What can you say about the position of the points (5,4), (8,4), (3,4), (0,4), (-4,4), (-2,4)?

Answer 1

Hint: We can locate the points on coordinate axes then find the points where it is located.

Complete step-by-step answer:

To locate the points create a coordinate axis.
Now there are 4 Quadrants in the coordinate axes named as 1st quadrant, 2nd quadrant, 3rd quadrant and 4rth quadrant.
Now as you see in the first quadrant x-axis is positive and y-axis is also positive therefore 1st quadrant has points $(x,y) = ( + , + )$
Similarly, 2nd quadrant $(x,y) = ( - , + )$
Similarly, 3rd quadrant $(x,y) = ( - , - )$
Similarly, 4rth quadrant $(x,y) = ( + , - )$
Now we can see the first point (5,4) as there we can see 5 is positive and 4 is positive, therefore it lies in the 1st Quadrant.

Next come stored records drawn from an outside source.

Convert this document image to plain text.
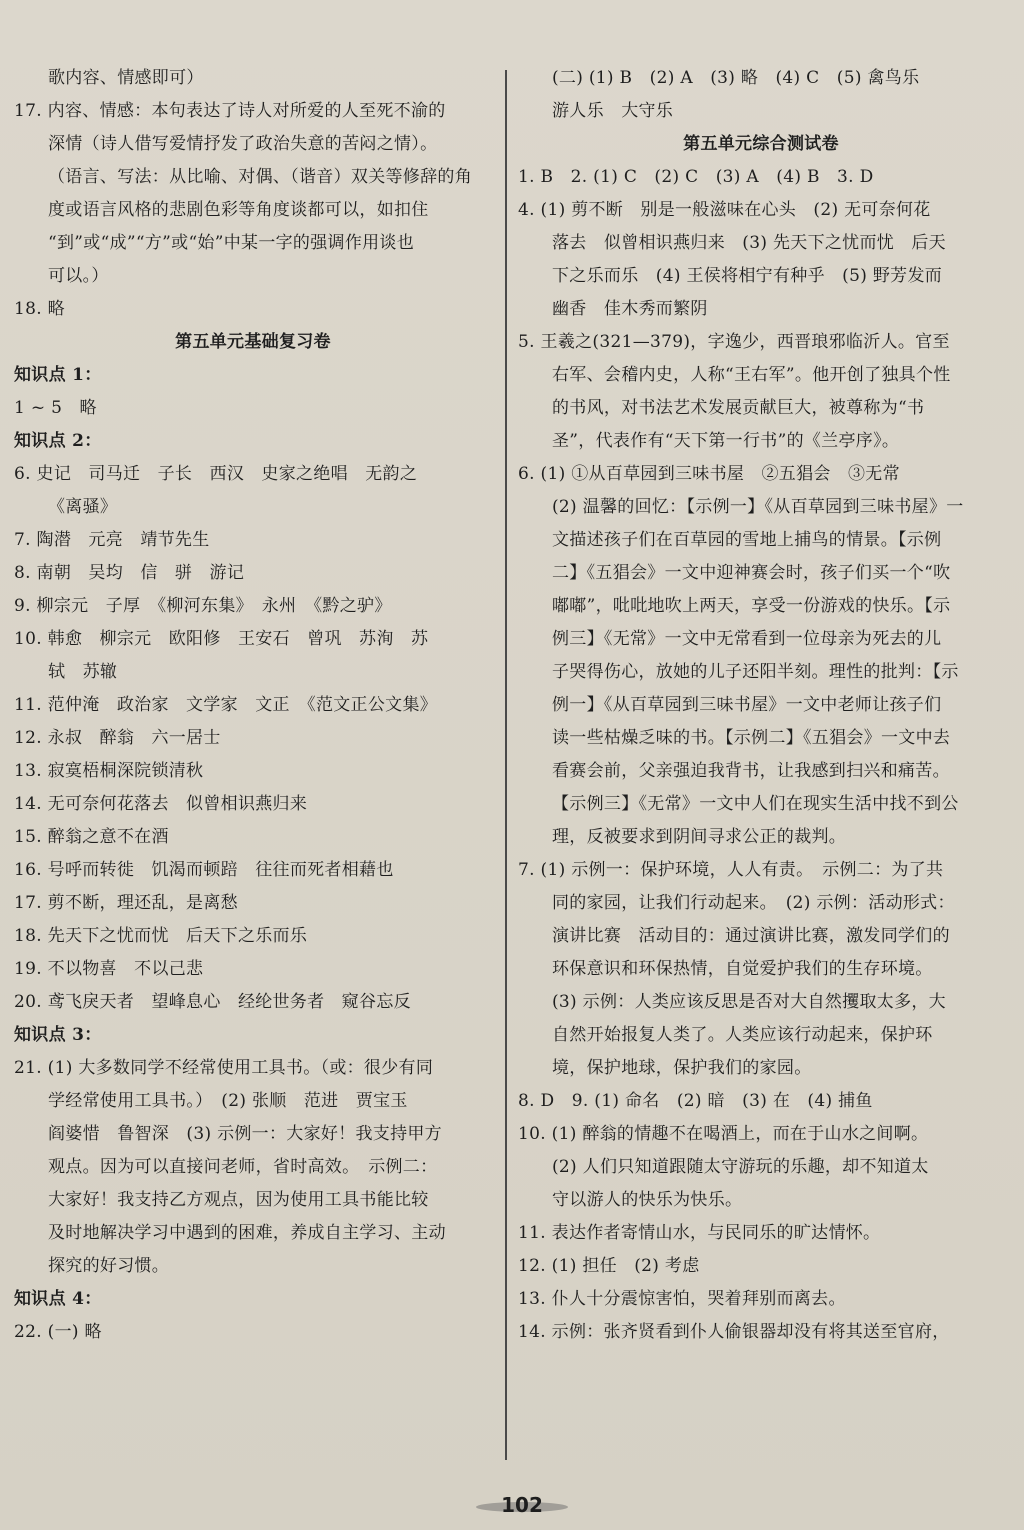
歌内容、情感即可）
17. 内容、情感：本句表达了诗人对所爱的人至死不渝的
深情（诗人借写爱情抒发了政治失意的苦闷之情）。
（语言、写法：从比喻、对偶、（谐音）双关等修辞的角
度或语言风格的悲剧色彩等角度谈都可以，如扣住
“到”或“成”“方”或“始”中某一字的强调作用谈也
可以。）
18. 略
第五单元基础复习卷
知识点 1：
1 ~ 5　略
知识点 2：
6. 史记　司马迁　子长　西汉　史家之绝唱　无韵之
《离骚》
7. 陶潜　元亮　靖节先生
8. 南朝　吴均　信　骈　游记
9. 柳宗元　子厚　《柳河东集》　永州　《黔之驴》
10. 韩愈　柳宗元　欧阳修　王安石　曾巩　苏洵　苏
轼　苏辙
11. 范仲淹　政治家　文学家　文正　《范文正公文集》
12. 永叔　醉翁　六一居士
13. 寂寞梧桐深院锁清秋
14. 无可奈何花落去　似曾相识燕归来
15. 醉翁之意不在酒
16. 号呼而转徙　饥渴而顿踣　往往而死者相藉也
17. 剪不断，理还乱，是离愁
18. 先天下之忧而忧　后天下之乐而乐
19. 不以物喜　不以己悲
20. 鸢飞戾天者　望峰息心　经纶世务者　窥谷忘反
知识点 3：
21. (1) 大多数同学不经常使用工具书。（或：很少有同
学经常使用工具书。）　(2) 张顺　范进　贾宝玉
阎婆惜　鲁智深　(3) 示例一：大家好！我支持甲方
观点。因为可以直接问老师，省时高效。　示例二：
大家好！我支持乙方观点，因为使用工具书能比较
及时地解决学习中遇到的困难，养成自主学习、主动
探究的好习惯。
知识点 4：
22. (一) 略
(二) (1) B　(2) A　(3) 略　(4) C　(5) 禽鸟乐
游人乐　大守乐
第五单元综合测试卷
1. B　2. (1) C　(2) C　(3) A　(4) B　3. D
4. (1) 剪不断　别是一般滋味在心头　(2) 无可奈何花
落去　似曾相识燕归来　(3) 先天下之忧而忧　后天
下之乐而乐　(4) 王侯将相宁有种乎　(5) 野芳发而
幽香　佳木秀而繁阴
5. 王羲之(321—379)，字逸少，西晋琅邪临沂人。官至
右军、会稽内史，人称“王右军”。他开创了独具个性
的书风，对书法艺术发展贡献巨大，被尊称为“书
圣”，代表作有“天下第一行书”的《兰亭序》。
6. (1) ①从百草园到三味书屋　②五猖会　③无常
(2) 温馨的回忆：【示例一】《从百草园到三味书屋》一
文描述孩子们在百草园的雪地上捕鸟的情景。【示例
二】《五猖会》一文中迎神赛会时，孩子们买一个“吹
嘟嘟”，吡吡地吹上两天，享受一份游戏的快乐。【示
例三】《无常》一文中无常看到一位母亲为死去的儿
子哭得伤心，放她的儿子还阳半刻。理性的批判：【示
例一】《从百草园到三味书屋》一文中老师让孩子们
读一些枯燥乏味的书。【示例二】《五猖会》一文中去
看赛会前，父亲强迫我背书，让我感到扫兴和痛苦。
【示例三】《无常》一文中人们在现实生活中找不到公
理，反被要求到阴间寻求公正的裁判。
7. (1) 示例一：保护环境，人人有责。　示例二：为了共
同的家园，让我们行动起来。　(2) 示例：活动形式：
演讲比赛　活动目的：通过演讲比赛，激发同学们的
环保意识和环保热情，自觉爱护我们的生存环境。
(3) 示例：人类应该反思是否对大自然攫取太多，大
自然开始报复人类了。人类应该行动起来，保护环
境，保护地球，保护我们的家园。
8. D　9. (1) 命名　(2) 暗　(3) 在　(4) 捕鱼
10. (1) 醉翁的情趣不在喝酒上，而在于山水之间啊。
(2) 人们只知道跟随太守游玩的乐趣，却不知道太
守以游人的快乐为快乐。
11. 表达作者寄情山水，与民同乐的旷达情怀。
12. (1) 担任　(2) 考虑
13. 仆人十分震惊害怕，哭着拜别而离去。
14. 示例：张齐贤看到仆人偷银器却没有将其送至官府，
102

Now start from 0 go to 5 units in x-axis then go 4 units perpendicular to x axis. Required point is $A(5,4)$.
For point (8, 4): 8 is the x-axis point which is positive and 4 is y-axis point which is positive, therefore it lies in the 1nd Quadrant. Now start from 0 go to 8 units in x-axis then go 4 units perpendicular to x axis. Required point is $B(8,4)$
For point (3, 4):3 is the x-axis point which is positive and 4 is y-axis point which is positive, therefore it lies in the 1st Quadrant. Now start from 0 go to 3 units in x-axis then go 4 units perpendicular to x axis. Required point is $C(3,4)$
For point (0, 4):0 is x-axis point which is neutral and 4 is y axis point which is positive, therefore it lies on the y-axis line i.e., x=0. We didn’t need to go for x-axis because the x point is neutral. Go 4 units perpendicular to x axis on line y-axis. Required point is $D(0,4)$
For point (-4, 4):-4 is the x-axis point which is negative and 4 is y-axis point which is positive, therefore it lies in the 2st Quadrant. Now start from 0 goes to -4 units in x-axis (move left) then go 4 units perpendicular to x axis. Required point is $E( - 4,4)$
For point (-2, 4):-2 is the x-axis point which is negative and 4 is y-axis point which is positive, therefore it lies in the 2st Quadrant. Now start from 0 goes to -2 units in x-axis (move left) then go 4 units perpendicular to x axis. Required point is $F( - 2,4)$

Note: While locating the point always remember the first element of point is x-axis point and second element point is always y-axis point.